July 28, 2010

books: jonah and the worm

Jonah and the Worm, tells the biblical story of Jonah through the perspective of a worm called, Little Worm. The worm experiences similar challenges as Jonah’s yet his story has a much different ending. In the process the worm learns the importance of obedience to God, the consequences of disobedience, the fruit of obedience and the never-ending nature of God’s love and mercy.

Jill Briscoe’s tale is cute and approachable for people of all ages. She does a fine job of remaining faithful to the biblical narrative and communicating the accepted intent of the original text. Still, not all of her attempts to add color and originality to the text work. Some additions don’t seem to add anything either imaginative or educational. And the ending seems utterly predictable children’s book material without adding anything substantive to the story.

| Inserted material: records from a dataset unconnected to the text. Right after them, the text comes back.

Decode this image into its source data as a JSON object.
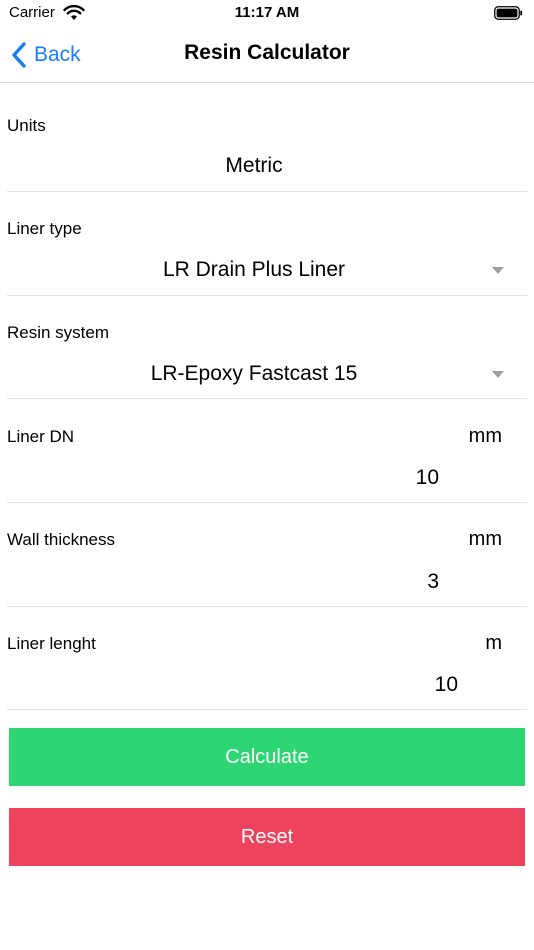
{
  "status_bar": {
    "carrier": "Carrier",
    "time": "11:17 AM"
  },
  "nav": {
    "back_label": "Back",
    "title": "Resin Calculator"
  },
  "form": {
    "units": {
      "label": "Units",
      "value": "Metric"
    },
    "liner_type": {
      "label": "Liner type",
      "value": "LR Drain Plus Liner"
    },
    "resin_system": {
      "label": "Resin system",
      "value": "LR-Epoxy Fastcast 15"
    },
    "liner_dn": {
      "label": "Liner DN",
      "unit": "mm",
      "value": "10"
    },
    "wall_thickness": {
      "label": "Wall thickness",
      "unit": "mm",
      "value": "3"
    },
    "liner_length": {
      "label": "Liner lenght",
      "unit": "m",
      "value": "10"
    }
  },
  "buttons": {
    "calculate": "Calculate",
    "reset": "Reset"
  },
  "colors": {
    "accent": "#1a7cf6",
    "calculate": "#2ed573",
    "reset": "#ed435d"
  },
  "icons": [
    "wifi-icon",
    "battery-icon",
    "chevron-left-icon",
    "dropdown-caret-icon"
  ]
}
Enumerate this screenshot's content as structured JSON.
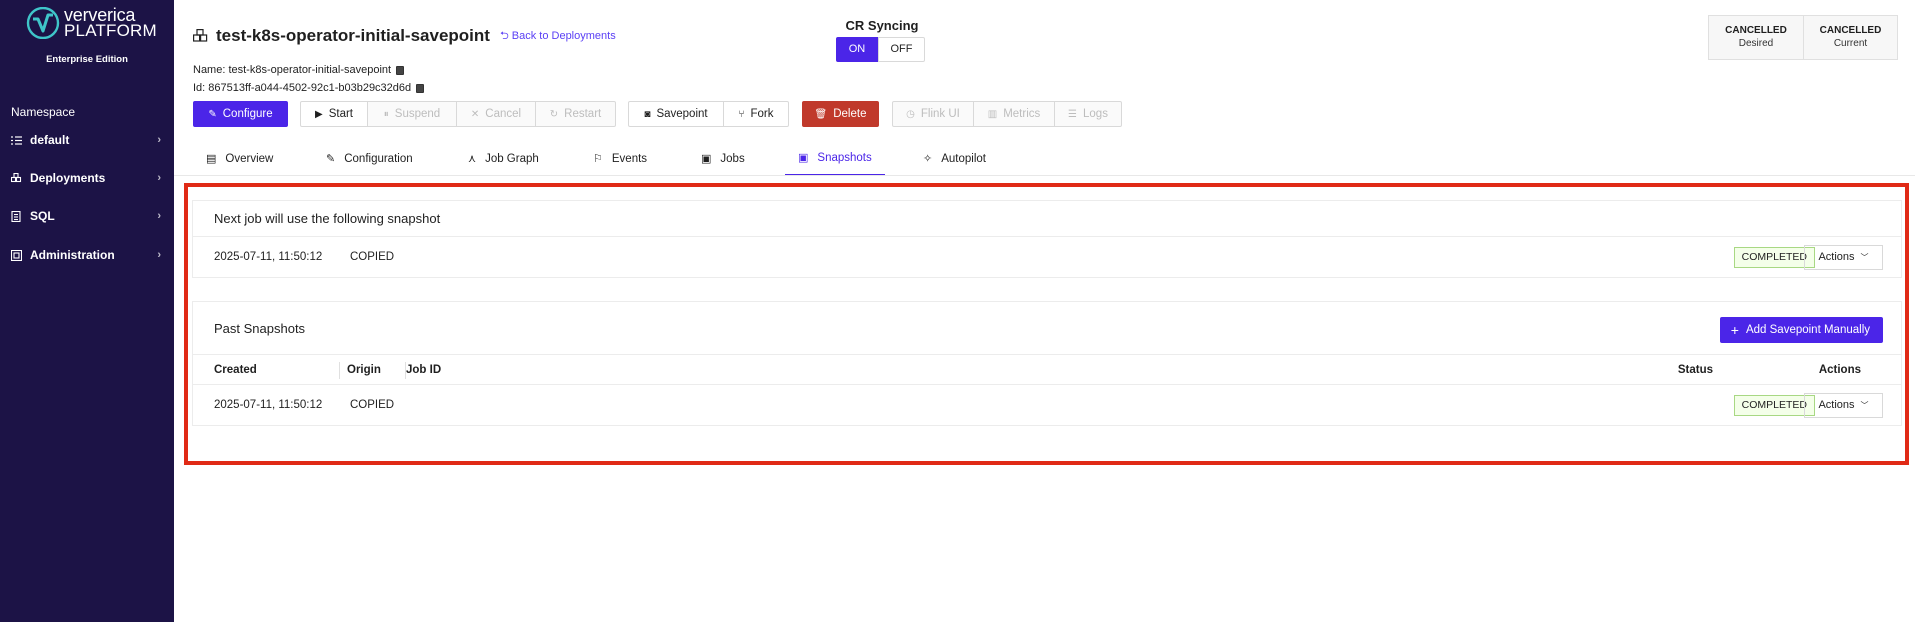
{
  "sidebar": {
    "logo_line1": "ververica",
    "logo_line2": "PLATFORM",
    "edition": "Enterprise Edition",
    "namespace_label": "Namespace",
    "items": [
      {
        "label": "default",
        "icon": "list-icon"
      },
      {
        "label": "Deployments",
        "icon": "deployments-icon"
      },
      {
        "label": "SQL",
        "icon": "sql-icon"
      },
      {
        "label": "Administration",
        "icon": "admin-icon"
      }
    ],
    "colors": {
      "background": "#1c1346"
    }
  },
  "header": {
    "title": "test-k8s-operator-initial-savepoint",
    "back_link": "Back to Deployments",
    "name_line": "Name: test-k8s-operator-initial-savepoint",
    "id_line": "Id: 867513ff-a044-4502-92c1-b03b29c32d6d",
    "cr_sync": {
      "label": "CR Syncing",
      "on": "ON",
      "off": "OFF",
      "selected": "ON"
    },
    "state": [
      {
        "value": "CANCELLED",
        "label": "Desired"
      },
      {
        "value": "CANCELLED",
        "label": "Current"
      }
    ]
  },
  "toolbar": {
    "configure": "Configure",
    "start": "Start",
    "suspend": "Suspend",
    "cancel": "Cancel",
    "restart": "Restart",
    "savepoint": "Savepoint",
    "fork": "Fork",
    "delete": "Delete",
    "flink_ui": "Flink UI",
    "metrics": "Metrics",
    "logs": "Logs"
  },
  "tabs": [
    {
      "label": "Overview",
      "icon": "overview-icon"
    },
    {
      "label": "Configuration",
      "icon": "wrench-icon"
    },
    {
      "label": "Job Graph",
      "icon": "graph-icon"
    },
    {
      "label": "Events",
      "icon": "events-icon"
    },
    {
      "label": "Jobs",
      "icon": "jobs-icon"
    },
    {
      "label": "Snapshots",
      "icon": "snapshots-icon",
      "active": true
    },
    {
      "label": "Autopilot",
      "icon": "autopilot-icon"
    }
  ],
  "next_snapshot": {
    "title": "Next job will use the following snapshot",
    "created": "2025-07-11, 11:50:12",
    "origin": "COPIED",
    "status": "COMPLETED",
    "actions": "Actions"
  },
  "past_snapshots": {
    "title": "Past Snapshots",
    "add_button": "Add Savepoint Manually",
    "columns": {
      "created": "Created",
      "origin": "Origin",
      "job_id": "Job ID",
      "status": "Status",
      "actions": "Actions"
    },
    "rows": [
      {
        "created": "2025-07-11, 11:50:12",
        "origin": "COPIED",
        "job_id": "",
        "status": "COMPLETED",
        "actions": "Actions"
      }
    ]
  },
  "colors": {
    "accent": "#4b25e8",
    "danger": "#c0392b",
    "highlight": "#e02a16",
    "status_ok_bg": "#f4ffe9"
  }
}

Since this book was written with children in mind, I read it with mine. And they enjoyed the book, eagerly discussing the reflection questions at the end of each chapter. I enjoyed the book and only thought that chapter six was a bit more graphic than some families might be comfortable with. But Briscoe’s most profound addition to this ancient tale was the depiction of God as “the Wonder Maker.” The God of the Old Testament-so frequently read by today’s reader as harsh and unloving-is painted here as a God that loves yet disciplines. And this can be summed up in her depiction of God’s voice, “that sounded like a million waterfalls.” Beautiful yet overwhelming.

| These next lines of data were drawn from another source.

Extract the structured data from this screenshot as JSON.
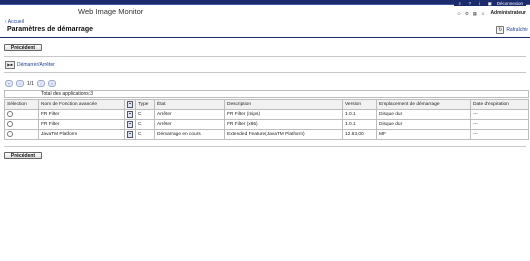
{
  "header": {
    "app_title": "Web Image Monitor",
    "logout_label": "Déconnexion",
    "user_name": "Administrateur",
    "top_icons": [
      "search-icon",
      "help-icon",
      "info-icon"
    ],
    "user_icons": [
      "user-icon",
      "settings-icon",
      "grid-icon"
    ]
  },
  "nav": {
    "home_link": "Accueil"
  },
  "page": {
    "title": "Paramètres de démarrage",
    "refresh_label": "Rafraîchir",
    "back_button_top": "Précédent",
    "back_button_bottom": "Précédent",
    "start_stop_label": "Démarrer/Arrêter"
  },
  "pager": {
    "page_info": "1/1"
  },
  "summary": {
    "total_label": "Total des applications:3"
  },
  "table": {
    "columns": [
      "Sélection",
      "Nom de Fonction avancée",
      "",
      "Type",
      "État",
      "Description",
      "Version",
      "Emplacement de démarrage",
      "Date d'expiration"
    ],
    "rows": [
      {
        "name": "FR Filter",
        "type": "C",
        "state": "Arrêter",
        "description": "FR Filter (mips)",
        "version": "1.0.1",
        "location": "Disque dur",
        "expiry": "---"
      },
      {
        "name": "FR Filter",
        "type": "C",
        "state": "Arrêter",
        "description": "FR Filter (x86)",
        "version": "1.0.1",
        "location": "Disque dur",
        "expiry": "---"
      },
      {
        "name": "JavaTM Platform",
        "type": "C",
        "state": "Démarrage en cours",
        "description": "Extended Feature(JavaTM Platform)",
        "version": "12.63.00",
        "location": "MF",
        "expiry": "---"
      }
    ]
  },
  "colors": {
    "header_band": "#1b2b6b",
    "link": "#1b3f94"
  }
}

For those looking for material that will assist you in sharing biblical stories with your children, this may be a helpful addition. While certainly better than VeggieTales, I’d recommend The Jesus Storybook Bible over this book. The latter obviously holds more than just one biblical story but also treats the stories with more... holiness. They are not stand alone stories, but part of a Grand Narrative and should be read as such. Sometimes, I fear that books such as Briscoe’s cheapen the biblical narrative in this regard. Our kids are barraged with cute stories with talking animals. I, for one, want them to know that there’s something distinct about the stories found in Scripture. And I feel as though part of our job, as parents, is to help connect the stories together for them to see the bigger story of God at work. If that seems like a big deal... believe me, your kids are more ready for that than you are most likely.